I swallowed my discomfort, and sat on the sheets. They wrinkled around me like crows’ feet around an eye.

‘So.’ I said. ‘I’m listening.’

She didn’t seem to hear. She’d closed her eyes, and I watched as she dipped one velvety hand into the pocket of her dressing gown, before drawing it out and waving it gracefully towards me. It looked like she had a pocketful of seeds, and was using it to feed a flock of invisible birds. I tried to remain patient, but my eye was on the clock. I only had thirty minutes before I needed to be back at work.

‘Nana,’ I said, as gently as I could. I would need to speak to the doctor about this. ‘Tell me.’ She smiled, but I wasn’t sure she meant it for me.

‘His skin was blue,’ she began. Her voice was soft, but she spoke with quiet confidence. ‘He was blue as loneliness. He had green eyes – green like sunlight through trees, and like a deep breath on a warm day. He had black hair, down to his waist. It was the shadow of a gravestone, or a child’s nightmare.’ She paused for breath, still repeating that hand movement. It almost looked like a dance. ‘But he was missing one colour,’ Nana continued, speaking barely loud enough for me to hear. ‘My colour.’

‘What colour, Nana?’ I asked, in a breath. Was it me, or was this room cold? I made a note to speak to the nurse about it. I drew my cardigan tight.

‘Maroon,’ Nana replied after a moment. ‘The deepest red, with a touch of purple. He needed it, you see. For his collection.’

‘Collection?’ I felt a sudden pressure on my chest.

‘He had to have one of every colour, in every shade,’ she told me. ‘And what he was not freely given, he would steal. He had to. It was his nature, you see.’  I felt an oily sickness in my throat at her words.

‘Did he… did he hurt you, Nana?’ My vision blurred.

‘He was drawn to me,’ Nana continued. ‘He could feel the colour within me. He knew, you see,’ she said, as if she was talking to herself. ‘He could feel my passion, see the dark twist of it. See that it was just the shade he needed.’

‘So he took it?’ I felt wetness on my jawline from tears I didn’t know I’d shed.

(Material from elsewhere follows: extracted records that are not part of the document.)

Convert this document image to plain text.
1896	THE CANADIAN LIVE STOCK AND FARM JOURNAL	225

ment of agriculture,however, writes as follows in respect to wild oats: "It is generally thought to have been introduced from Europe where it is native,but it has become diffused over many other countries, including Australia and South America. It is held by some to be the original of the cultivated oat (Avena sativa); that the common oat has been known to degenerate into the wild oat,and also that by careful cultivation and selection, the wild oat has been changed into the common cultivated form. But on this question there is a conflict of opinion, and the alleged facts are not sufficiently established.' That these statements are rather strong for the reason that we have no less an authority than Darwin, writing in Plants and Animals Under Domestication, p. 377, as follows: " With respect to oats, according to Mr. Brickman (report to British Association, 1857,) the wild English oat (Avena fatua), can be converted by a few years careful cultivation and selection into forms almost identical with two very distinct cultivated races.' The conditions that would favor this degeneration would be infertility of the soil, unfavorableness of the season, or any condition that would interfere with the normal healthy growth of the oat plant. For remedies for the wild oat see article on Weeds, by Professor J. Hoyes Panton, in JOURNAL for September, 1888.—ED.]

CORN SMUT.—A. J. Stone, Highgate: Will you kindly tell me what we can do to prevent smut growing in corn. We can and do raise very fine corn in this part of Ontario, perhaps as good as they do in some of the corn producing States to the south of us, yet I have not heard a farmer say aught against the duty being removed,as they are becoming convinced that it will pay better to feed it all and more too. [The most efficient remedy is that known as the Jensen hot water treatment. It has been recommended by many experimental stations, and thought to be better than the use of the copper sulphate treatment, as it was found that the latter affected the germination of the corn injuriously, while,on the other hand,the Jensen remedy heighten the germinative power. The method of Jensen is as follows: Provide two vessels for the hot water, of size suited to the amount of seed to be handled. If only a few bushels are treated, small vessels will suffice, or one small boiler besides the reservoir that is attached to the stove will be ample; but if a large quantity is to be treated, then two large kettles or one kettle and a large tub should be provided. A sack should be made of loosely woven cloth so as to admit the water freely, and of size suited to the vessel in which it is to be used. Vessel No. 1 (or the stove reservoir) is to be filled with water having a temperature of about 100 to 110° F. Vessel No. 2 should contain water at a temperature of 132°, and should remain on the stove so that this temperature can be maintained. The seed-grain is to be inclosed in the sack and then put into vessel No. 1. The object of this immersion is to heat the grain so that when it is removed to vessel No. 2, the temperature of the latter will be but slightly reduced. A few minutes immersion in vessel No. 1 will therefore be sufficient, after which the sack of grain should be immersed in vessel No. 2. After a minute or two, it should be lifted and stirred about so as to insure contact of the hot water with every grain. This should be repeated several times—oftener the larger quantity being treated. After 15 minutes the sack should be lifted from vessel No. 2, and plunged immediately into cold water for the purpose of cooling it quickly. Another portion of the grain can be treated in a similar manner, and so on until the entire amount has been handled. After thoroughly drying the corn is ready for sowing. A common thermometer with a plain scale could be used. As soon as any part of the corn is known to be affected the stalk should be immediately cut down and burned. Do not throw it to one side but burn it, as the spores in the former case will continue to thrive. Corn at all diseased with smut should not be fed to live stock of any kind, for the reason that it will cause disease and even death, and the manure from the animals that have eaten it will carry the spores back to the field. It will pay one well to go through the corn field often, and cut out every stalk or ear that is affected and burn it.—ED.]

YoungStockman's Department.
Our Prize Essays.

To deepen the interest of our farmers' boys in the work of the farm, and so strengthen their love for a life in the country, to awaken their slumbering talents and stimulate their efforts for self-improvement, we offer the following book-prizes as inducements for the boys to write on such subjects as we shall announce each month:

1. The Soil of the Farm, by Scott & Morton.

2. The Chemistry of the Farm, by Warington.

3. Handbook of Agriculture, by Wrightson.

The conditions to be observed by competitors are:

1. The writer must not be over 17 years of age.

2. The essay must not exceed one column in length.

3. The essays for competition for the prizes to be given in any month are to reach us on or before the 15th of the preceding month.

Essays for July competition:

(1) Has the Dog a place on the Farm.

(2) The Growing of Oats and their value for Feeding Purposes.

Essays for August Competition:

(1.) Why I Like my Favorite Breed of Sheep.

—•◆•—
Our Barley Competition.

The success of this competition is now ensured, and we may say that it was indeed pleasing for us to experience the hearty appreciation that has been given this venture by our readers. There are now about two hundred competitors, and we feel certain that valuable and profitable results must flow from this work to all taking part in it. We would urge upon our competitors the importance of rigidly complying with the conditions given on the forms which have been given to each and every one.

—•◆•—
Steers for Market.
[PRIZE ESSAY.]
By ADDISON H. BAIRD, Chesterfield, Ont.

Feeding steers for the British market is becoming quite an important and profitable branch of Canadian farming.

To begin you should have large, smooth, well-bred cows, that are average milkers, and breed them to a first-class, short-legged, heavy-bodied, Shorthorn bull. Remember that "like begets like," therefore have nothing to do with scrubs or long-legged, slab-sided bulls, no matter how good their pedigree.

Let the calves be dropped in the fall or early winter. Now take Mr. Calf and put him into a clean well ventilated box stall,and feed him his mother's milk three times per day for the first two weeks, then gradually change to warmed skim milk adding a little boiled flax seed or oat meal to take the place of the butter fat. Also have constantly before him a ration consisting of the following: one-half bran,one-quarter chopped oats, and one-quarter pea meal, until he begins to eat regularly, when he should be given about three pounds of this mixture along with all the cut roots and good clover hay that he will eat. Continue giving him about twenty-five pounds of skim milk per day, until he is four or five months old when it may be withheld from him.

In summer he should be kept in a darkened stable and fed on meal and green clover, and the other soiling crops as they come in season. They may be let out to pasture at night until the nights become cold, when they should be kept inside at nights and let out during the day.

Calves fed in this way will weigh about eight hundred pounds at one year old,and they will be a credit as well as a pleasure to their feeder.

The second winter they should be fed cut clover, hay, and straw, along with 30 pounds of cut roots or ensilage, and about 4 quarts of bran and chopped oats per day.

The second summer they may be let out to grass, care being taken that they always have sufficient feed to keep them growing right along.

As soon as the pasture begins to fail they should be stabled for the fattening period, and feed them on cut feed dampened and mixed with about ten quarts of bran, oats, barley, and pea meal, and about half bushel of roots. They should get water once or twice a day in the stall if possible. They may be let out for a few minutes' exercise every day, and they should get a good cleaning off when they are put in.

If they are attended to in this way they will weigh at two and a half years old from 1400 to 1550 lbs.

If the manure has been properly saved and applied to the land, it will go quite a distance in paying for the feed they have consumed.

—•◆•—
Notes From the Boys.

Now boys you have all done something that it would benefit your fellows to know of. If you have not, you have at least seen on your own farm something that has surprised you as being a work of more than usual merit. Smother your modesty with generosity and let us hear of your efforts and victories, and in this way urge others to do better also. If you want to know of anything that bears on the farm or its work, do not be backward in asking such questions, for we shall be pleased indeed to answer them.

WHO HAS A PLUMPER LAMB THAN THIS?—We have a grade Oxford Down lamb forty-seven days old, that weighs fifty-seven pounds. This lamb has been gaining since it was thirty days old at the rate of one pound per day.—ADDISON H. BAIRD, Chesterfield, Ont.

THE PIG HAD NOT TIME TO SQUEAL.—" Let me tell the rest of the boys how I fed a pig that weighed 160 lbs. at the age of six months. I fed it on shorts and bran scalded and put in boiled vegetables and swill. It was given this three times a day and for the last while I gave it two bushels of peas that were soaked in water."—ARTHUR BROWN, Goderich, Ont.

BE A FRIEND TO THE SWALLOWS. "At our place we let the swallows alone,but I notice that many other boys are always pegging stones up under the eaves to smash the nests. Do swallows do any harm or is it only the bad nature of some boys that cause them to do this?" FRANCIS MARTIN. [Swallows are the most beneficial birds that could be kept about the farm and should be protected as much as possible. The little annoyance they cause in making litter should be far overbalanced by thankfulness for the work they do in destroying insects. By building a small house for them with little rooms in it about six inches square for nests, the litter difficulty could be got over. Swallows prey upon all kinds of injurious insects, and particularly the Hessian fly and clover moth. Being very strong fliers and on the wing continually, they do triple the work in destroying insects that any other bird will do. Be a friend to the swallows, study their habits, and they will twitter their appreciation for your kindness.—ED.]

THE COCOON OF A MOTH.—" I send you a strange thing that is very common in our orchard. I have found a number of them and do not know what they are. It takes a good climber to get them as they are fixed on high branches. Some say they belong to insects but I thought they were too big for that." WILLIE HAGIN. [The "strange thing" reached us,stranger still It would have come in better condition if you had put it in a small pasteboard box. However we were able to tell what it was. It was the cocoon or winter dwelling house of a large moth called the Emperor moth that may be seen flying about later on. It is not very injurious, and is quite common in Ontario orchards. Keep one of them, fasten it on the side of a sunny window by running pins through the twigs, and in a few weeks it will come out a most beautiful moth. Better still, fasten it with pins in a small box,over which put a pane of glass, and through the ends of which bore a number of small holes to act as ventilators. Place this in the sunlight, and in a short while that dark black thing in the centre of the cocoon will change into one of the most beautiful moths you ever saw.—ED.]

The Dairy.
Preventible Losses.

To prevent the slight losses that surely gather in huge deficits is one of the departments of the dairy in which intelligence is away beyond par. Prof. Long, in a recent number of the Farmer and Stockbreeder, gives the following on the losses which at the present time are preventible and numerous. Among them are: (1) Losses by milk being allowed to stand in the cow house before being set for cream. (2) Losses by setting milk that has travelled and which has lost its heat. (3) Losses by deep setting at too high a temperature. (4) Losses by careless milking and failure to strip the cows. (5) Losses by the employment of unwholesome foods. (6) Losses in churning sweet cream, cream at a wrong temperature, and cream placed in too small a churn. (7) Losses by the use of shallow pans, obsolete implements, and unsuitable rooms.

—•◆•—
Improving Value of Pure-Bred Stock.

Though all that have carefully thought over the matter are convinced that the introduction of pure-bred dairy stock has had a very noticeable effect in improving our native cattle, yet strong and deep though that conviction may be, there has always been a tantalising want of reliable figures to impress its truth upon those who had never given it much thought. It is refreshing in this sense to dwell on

‘He drew it from me like pulling thread from a spool,’ she said – and, as she spoke, she slowly, deliberately repeated her hand movement. This time, I finally saw what she was doing. She wasn’t feeding invisible birds. She was pulling something from the air and placing it in her dressing gown pocket. She was showing me she’d had something taken from her. My mind raced.

‘He prised it from me. My secret. The black-red of it, right out of my heart. He put it in his pouch, and turned to leave me.’ Nana paused again, her eyes still closed. ‘I asked him if he wasn’t even going to say ‘farewell’. So, he…’ she seemed to gasp for breath, and I jumped from my perch on her bed, desperate to help, but not knowing how. By the time I’d reached her side, she’d started speaking again. ‘He turned back just long enough to blow me a kiss. That was his farewell.’

‘Did you ever see him again?’ I wiped my face with the back of my hand. My Nana’s eyes were still closed. I wanted her to look at me, so badly.

‘Sometimes I miss what he took,’ she murmured. ‘But in another way, I don’t want it back.’ She settled into her chair and her hand drifted to her lap like a handkerchief coming to rest.

‘Nana?’ I said, gently touching her wrist. ‘Nana?’

Oh, thank God. She was sleeping. Just sleeping.

I switched my mobile to ‘silent’, and waited by her side until she woke.